Serious civic freedom violations continue despite rights council's resolution, says CIVICUS
Police officers and medical personnel take the bodies of nine indigenous group leaders to a hospital in Tapaz in the Philippines last December. They were shot dead by security forces after being accused of being communist rebels. (Photo: Ian Paul Cordero)
CIVICUS, the global civil society alliance, is calling on the UN Human Rights Council to establish an independent investigative mechanism to address human rights violations and abuses in the Philippines to further accountability and justice.
A new brief published on Sept. 30 shows that one year on from the adoption of a weak resolution at the council, serious civic freedom violations continue to occur, creating a chilling effect within civil society.
The CIVICUS Monitor has documented the arbitrary arrest and detention of human rights defenders and activists on fabricated charges. In some instances, the activists have been vilified and red-tagged — labeled as communists or terrorists — in relation to their work prior to their arrest. There have also been reports of evidence planted by the police and military to justify arrests or violence against activists.
Activists have been killed over the last year, both by security forces and unknown individuals. In many instances, activists were killed after being red-tagged. In virtually none of the cases has anyone been held accountable for the killings.
In one incident, nine community-based activists were killed in coordinated raids, known as the "Bloody Sunday" killings, which took place across four provinces in the Calabarzon region on March 7 by members of the security forces. The killing of journalists as well as judicial harassment against them has also persisted.
In July, the Philippine government and the UN formalized a human rights program which includes strengthening domestic investigation and accountability mechanisms, improved data gathering on alleged police violations, civic space and engagement with civil society and the Commission on Human Rights to be implemented.
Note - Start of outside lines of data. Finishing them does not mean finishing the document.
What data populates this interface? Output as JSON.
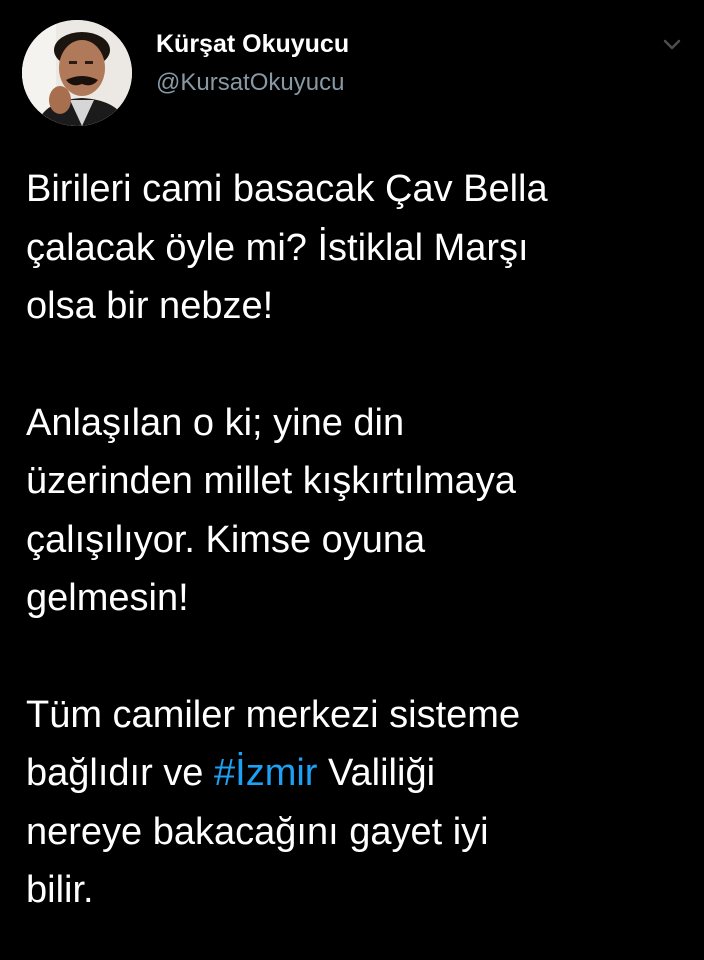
{
  "author": {
    "display_name": "Kürşat Okuyucu",
    "handle": "@KursatOkuyucu"
  },
  "icons": {
    "menu": "chevron-down-icon"
  },
  "tweet": {
    "paragraphs": [
      {
        "lines": [
          "Birileri cami basacak Çav Bella",
          "çalacak öyle mi? İstiklal Marşı",
          "olsa bir nebze!"
        ]
      },
      {
        "lines": [
          "Anlaşılan o ki; yine din",
          "üzerinden millet kışkırtılmaya",
          "çalışılıyor. Kimse oyuna",
          "gelmesin!"
        ]
      },
      {
        "line1": "Tüm camiler merkezi sisteme",
        "line2_before": "bağlıdır ve ",
        "hashtag": "#İzmir",
        "line2_after": " Valiliği",
        "line3": "nereye bakacağını gayet iyi",
        "line4": "bilir."
      }
    ]
  },
  "colors": {
    "background": "#000000",
    "text": "#ffffff",
    "secondary": "#8899a6",
    "link": "#1da1f2"
  }
}
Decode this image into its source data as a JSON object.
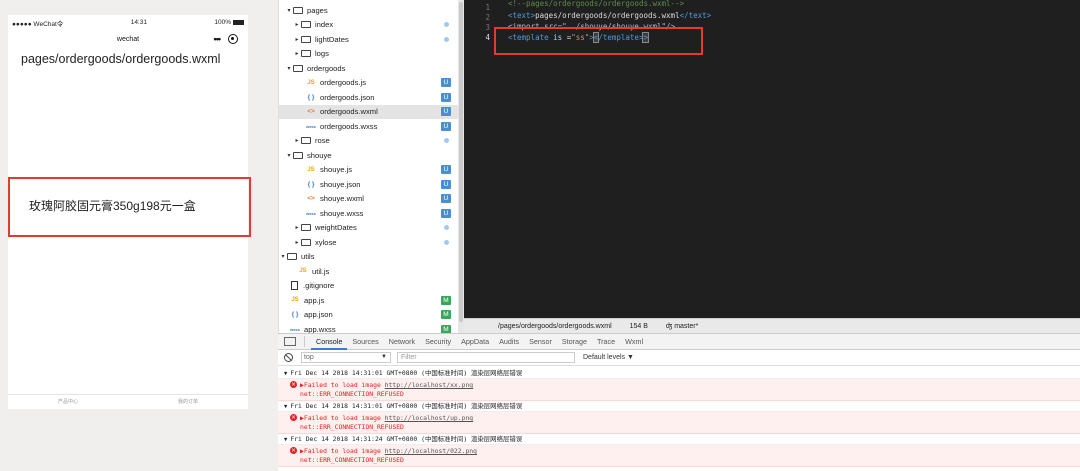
{
  "simulator": {
    "status_left": "●●●●● WeChat令",
    "status_time": "14:31",
    "status_battery": "100%",
    "nav_title": "wechat",
    "nav_dots": "•••",
    "path_text": "pages/ordergoods/ordergoods.wxml",
    "product_text": "玫瑰阿胶固元膏350g198元一盒",
    "tabbar": [
      "产品中心",
      "我的订单"
    ]
  },
  "tree": {
    "items": [
      {
        "label": "pages",
        "type": "folder",
        "open": true
      },
      {
        "label": "index",
        "type": "folder",
        "status": "dot"
      },
      {
        "label": "lightDates",
        "type": "folder",
        "status": "dot"
      },
      {
        "label": "logs",
        "type": "folder"
      },
      {
        "label": "ordergoods",
        "type": "folder",
        "open": true
      },
      {
        "label": "ordergoods.js",
        "type": "js",
        "status": "U"
      },
      {
        "label": "ordergoods.json",
        "type": "json",
        "status": "U"
      },
      {
        "label": "ordergoods.wxml",
        "type": "wxml",
        "status": "U"
      },
      {
        "label": "ordergoods.wxss",
        "type": "wxss",
        "status": "U"
      },
      {
        "label": "rose",
        "type": "folder",
        "status": "dot"
      },
      {
        "label": "shouye",
        "type": "folder",
        "open": true
      },
      {
        "label": "shouye.js",
        "type": "js",
        "status": "U"
      },
      {
        "label": "shouye.json",
        "type": "json",
        "status": "U"
      },
      {
        "label": "shouye.wxml",
        "type": "wxml",
        "status": "U"
      },
      {
        "label": "shouye.wxss",
        "type": "wxss",
        "status": "U"
      },
      {
        "label": "weightDates",
        "type": "folder",
        "status": "dot"
      },
      {
        "label": "xylose",
        "type": "folder",
        "status": "dot"
      },
      {
        "label": "utils",
        "type": "folder",
        "open": true
      },
      {
        "label": "util.js",
        "type": "js"
      },
      {
        "label": ".gitignore",
        "type": "file"
      },
      {
        "label": "app.js",
        "type": "js",
        "status": "M"
      },
      {
        "label": "app.json",
        "type": "json",
        "status": "M"
      },
      {
        "label": "app.wxss",
        "type": "wxss",
        "status": "M"
      }
    ],
    "icons": {
      "js": "JS",
      "json": "{ }",
      "wxml": "<>",
      "wxss": "wxss"
    }
  },
  "editor": {
    "line_numbers": [
      "1",
      "2",
      "3",
      "4"
    ],
    "line1": "<!--pages/ordergoods/ordergoods.wxml-->",
    "line2_open": "<text>",
    "line2_text": "pages/ordergoods/ordergoods.wxml",
    "line2_close": "</text>",
    "line3": "<import src=\"../shouye/shouye.wxml\"/>",
    "line4_open": "<template",
    "line4_attr": " is ",
    "line4_eq": "=",
    "line4_val": "\"ss\"",
    "line4_gt": ">",
    "line4_close_lt": "<",
    "line4_close": "/template>"
  },
  "statusbar": {
    "path": "/pages/ordergoods/ordergoods.wxml",
    "size": "154 B",
    "branch": "ʤ master*"
  },
  "devtools": {
    "tabs": [
      "Console",
      "Sources",
      "Network",
      "Security",
      "AppData",
      "Audits",
      "Sensor",
      "Storage",
      "Trace",
      "Wxml"
    ],
    "context": "top",
    "context_arrow": "▼",
    "filter_placeholder": "Filter",
    "levels": "Default levels ▼",
    "messages": [
      {
        "group": "Fri Dec 14 2018 14:31:01 GMT+0800 (中国标准时间) 渲染层网络层错误",
        "err1": "▶Failed to load image ",
        "link": "http://localhost/xx.png",
        "err2": "net::ERR_CONNECTION_REFUSED"
      },
      {
        "group": "Fri Dec 14 2018 14:31:01 GMT+0800 (中国标准时间) 渲染层网络层错误",
        "err1": "▶Failed to load image ",
        "link": "http://localhost/up.png",
        "err2": "net::ERR_CONNECTION_REFUSED"
      },
      {
        "group": "Fri Dec 14 2018 14:31:24 GMT+0800 (中国标准时间) 渲染层网络层错误",
        "err1": "▶Failed to load image ",
        "link": "http://localhost/022.png",
        "err2": "net::ERR_CONNECTION_REFUSED"
      }
    ]
  },
  "colors": {
    "highlight_box": "#e33b2e",
    "editor_bg": "#1f1f1f",
    "error_bg": "#fff0f0",
    "badge_u": "#4a8fd4",
    "badge_m": "#3ba55c"
  }
}
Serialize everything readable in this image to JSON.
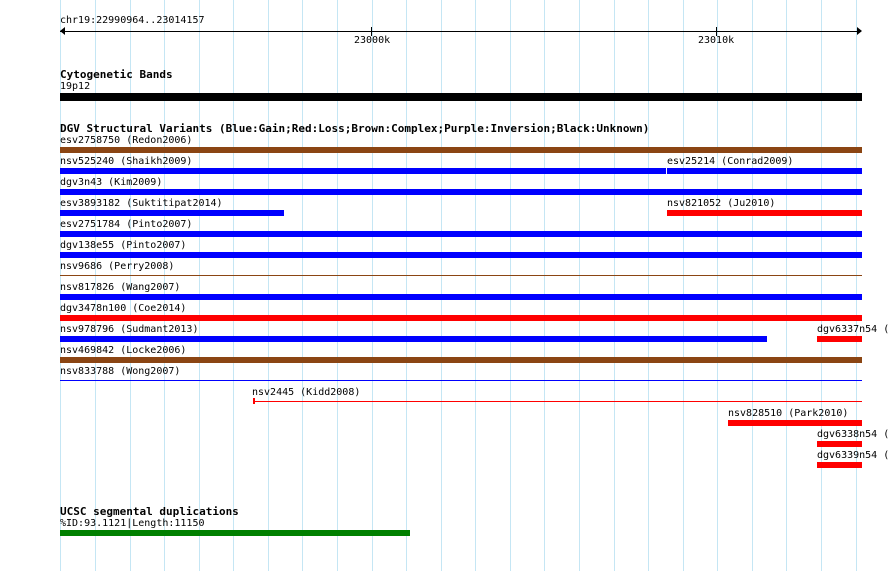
{
  "ruler": {
    "location": "chr19:22990964..23014157",
    "tick_23000k": "23000k",
    "tick_23010k": "23010k"
  },
  "cytobands": {
    "title": "Cytogenetic Bands",
    "band_label": "19p12"
  },
  "dgv": {
    "title": "DGV Structural Variants (Blue:Gain;Red:Loss;Brown:Complex;Purple:Inversion;Black:Unknown)",
    "colors": {
      "gain": "#0000ff",
      "loss": "#ff0000",
      "complex": "#8b4513",
      "unknown": "#000000"
    },
    "features": [
      {
        "id": "esv2758750",
        "label": "esv2758750 (Redon2006)",
        "type": "complex"
      },
      {
        "id": "nsv525240",
        "label": "nsv525240 (Shaikh2009)",
        "type": "gain"
      },
      {
        "id": "esv25214",
        "label": "esv25214 (Conrad2009)",
        "type": "gain"
      },
      {
        "id": "dgv3n43",
        "label": "dgv3n43 (Kim2009)",
        "type": "gain"
      },
      {
        "id": "esv3893182",
        "label": "esv3893182 (Suktitipat2014)",
        "type": "gain"
      },
      {
        "id": "nsv821052",
        "label": "nsv821052 (Ju2010)",
        "type": "loss"
      },
      {
        "id": "esv2751784",
        "label": "esv2751784 (Pinto2007)",
        "type": "gain"
      },
      {
        "id": "dgv138e55",
        "label": "dgv138e55 (Pinto2007)",
        "type": "gain"
      },
      {
        "id": "nsv9686",
        "label": "nsv9686 (Perry2008)",
        "type": "complex"
      },
      {
        "id": "nsv817826",
        "label": "nsv817826 (Wang2007)",
        "type": "gain"
      },
      {
        "id": "dgv3478n100",
        "label": "dgv3478n100 (Coe2014)",
        "type": "loss"
      },
      {
        "id": "nsv978796",
        "label": "nsv978796 (Sudmant2013)",
        "type": "gain"
      },
      {
        "id": "dgv6337n54",
        "label": "dgv6337n54 (",
        "type": "loss"
      },
      {
        "id": "nsv469842",
        "label": "nsv469842 (Locke2006)",
        "type": "complex"
      },
      {
        "id": "nsv833788",
        "label": "nsv833788 (Wong2007)",
        "type": "gain"
      },
      {
        "id": "nsv2445",
        "label": "nsv2445 (Kidd2008)",
        "type": "loss"
      },
      {
        "id": "nsv828510",
        "label": "nsv828510 (Park2010)",
        "type": "loss"
      },
      {
        "id": "dgv6338n54",
        "label": "dgv6338n54 (",
        "type": "loss"
      },
      {
        "id": "dgv6339n54",
        "label": "dgv6339n54 (",
        "type": "loss"
      }
    ]
  },
  "segdups": {
    "title": "UCSC segmental duplications",
    "feature_label": "%ID:93.1121|Length:11150",
    "color": "#008000"
  }
}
It is time for the international community to listen to civil society voices and establish an independent investigation to hold the perpetrators to account
“The current actions by the UN Human Rights Council have failed to deter the criminalization and attacks against activists and journalists, which has continued over the year, with impunity. The new joint program seems to be just more window dressing by the Duterte regime to evade accountability,” said Lisa Majumdar, CIVICUS UN advocacy officer.
“It is time for the international community to listen to civil society voices and establish an independent investigation to hold the perpetrators to account.”
Human rights groups have also documented an assault on the judiciary. An investigative report by the Free Legal Assistance Group found that at least 61 lawyers, judges and prosecutors have been killed under the Duterte administration since 2016. There have been no convictions so far in any of the deadly attacks recorded.
The new brief outlines other tactics used to silence civil society that range from freezing their accounts to launching smear campaigns against them. In June, the Anti-Money Laundering Council froze the bank accounts of Amihan, an organization of peasant women, which the authorities alleged were linked to communist rebels.
Bank accounts of eight other NGOs and civil society groups based in Mindanao were also covered by the order.
Human rights alliance Karapatan has been subject to a spate of cyberattacks since July against its website, amid an online solidarity campaign #StopTheKillingsPH, which calls on the government to stop attacks against human rights defenders.
Earlier attacks against Karapatan and alternative media outlets were traced by Qurium, a Sweden-based media foundation, to the Office of the Assistant Chief of Staff for Intelligence of the Philippine Army as well as the Department of Science and Technology.
“Civil society groups have been at the forefront of monitoring violations perpetrated by authorities around the deadly war on drugs and their assaults on activists. Despite the threats and litany of attacks against them, they have refused to be silenced. The international community owes them support and protection,” said Majumdar.
Following research and advocacy efforts by civil society, in June, International Criminal Court (ICC) prosecutor Fatou Bensouda requested judicial authorization to proceed with an investigation into crimes committed in the Philippines from Nov. 1, 2011 — the date the Philippines became an ICC member — until March 16, 2019. On Sept. 15, the ICC granted the prosecutor’s request to start the investigation in a landmark development.
In December 2020, the CIVICUS Monitor, a global research collaboration that rates and tracks respect for fundamental freedoms in 196 countries, downgraded the Philippines from "obstructed" to "repressed" in its People Power Under Attack report 2020.